On July 9, 2013 and August 5, 2013, Oppenheimer settled with FINRA agreeing to the sanctions and paying a fee of $1.4 million to resolve the charges brought in the complaint. In agreeing to the settlement Oppenheimer neither admits nor denies any of the allegations made against the firm.
The alleged penny stock sales took place from August 19, 2008, through September 20, 2010. According to the settlement, the stocks were sold through seven brokers out of five different branch offices around the country. These seven brokers reportedly sold over one billion shares of twenty penny stocks without registration or any applicable exemption from registration. Customers are said to have deposited “large blocks” of penny stock shortly after opening the accounts, then liquidated the accounts and transferred the proceeds out.
It was alleged that Oppenheimer’s supervisory and anti-money laundering systems failed to detect the improper activities. The supervisory system failed in two ways. First, the firm knew customers were depositing and selling large blocks of the penny stocks but Oppenheimer’s supervisory reviews were inadequate to determine if the stocks were registered. Second, the firm took inadequate steps to follow up on red flags to determine if the stocks were registered. FINRA also found that the firm’s procedures governing penny stocks to be inadequate because the firm did was unable to determine if the stocks were restricted or freely tradable.
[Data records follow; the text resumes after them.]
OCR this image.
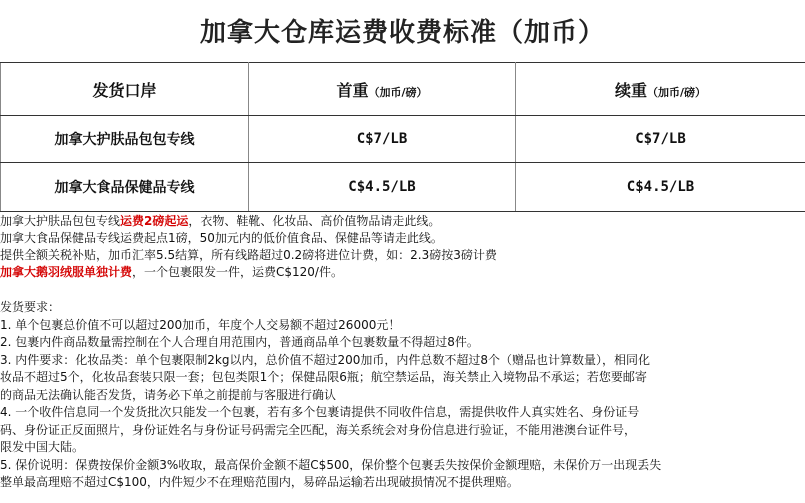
加拿大仓库运费收费标准（加币）
发货口岸	首重（加币/磅）	续重（加币/磅）
加拿大护肤品包包专线	C$7/LB	C$7/LB
加拿大食品保健品专线	C$4.5/LB	C$4.5/LB
加拿大护肤品包包专线运费2磅起运，衣物、鞋靴、化妆品、高价值物品请走此线。
加拿大食品保健品专线运费起点1磅，50加元内的低价值食品、保健品等请走此线。
提供全额关税补贴，加币汇率5.5结算，所有线路超过0.2磅将进位计费，如：2.3磅按3磅计费
加拿大鹅羽绒服单独计费，一个包裹限发一件，运费C$120/件。
发货要求：
1. 单个包裹总价值不可以超过200加币，年度个人交易额不超过26000元！
2. 包裹内件商品数量需控制在个人合理自用范围内，普通商品单个包裹数量不得超过8件。
3. 内件要求：化妆品类：单个包裹限制2kg以内，总价值不超过200加币，内件总数不超过8个（赠品也计算数量），相同化
妆品不超过5个，化妆品套装只限一套；包包类限1个；保健品限6瓶；航空禁运品，海关禁止入境物品不承运；若您要邮寄
的商品无法确认能否发货，请务必下单之前提前与客服进行确认
4. 一个收件信息同一个发货批次只能发一个包裹，若有多个包裹请提供不同收件信息，需提供收件人真实姓名、身份证号
码、身份证正反面照片，身份证姓名与身份证号码需完全匹配，海关系统会对身份信息进行验证，不能用港澳台证件号，
限发中国大陆。
5. 保价说明：保费按保价金额3%收取，最高保价金额不超C$500，保价整个包裹丢失按保价金额理赔，未保价万一出现丢失
整单最高理赔不超过C$100，内件短少不在理赔范围内，易碎品运输若出现破损情况不提供理赔。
FINRA found that Oppenheimer needed an independent consultant to conduct a “comprehensive review of the adequacy of Oppenheimer’s penny stock and AML policies, systems and procedures.” This is not the first time FINRA has had an issue with Oppenheimer’s supervisory systems. In 2005, Oppenheimer was fined $2.8 million for failing to comply with the U.S. Bank Secrecy Act.
What is a Penny Stock?
The original definition of a penny stock was any stock that was traded for less than a dollar per sale but the SEC modified the definition to include any shares that are traded under $5. Penny stocks are considered to be “very risky investments” and are typically associated with growing companies with limited cash and resources. One risk associated with penny stocks is that they may trade infrequently making it difficult to sell them once you have purchased them. They are generally traded over the counter but may also be traded on securities exchanges. Because of the “speculative nature of penny stocks the SEC requires brokers to:
- Approve the customer for the specific penny stock transaction and receive from the customer a written agreement to the transaction;
- Furnish the customer a disclosure document describing the risks of investing in penny stocks;
- Disclose to the customer the current market quotation, if any, for the penny stock; and
- Disclose to the customer the amount of compensation the firm and its broker will receive for the trade.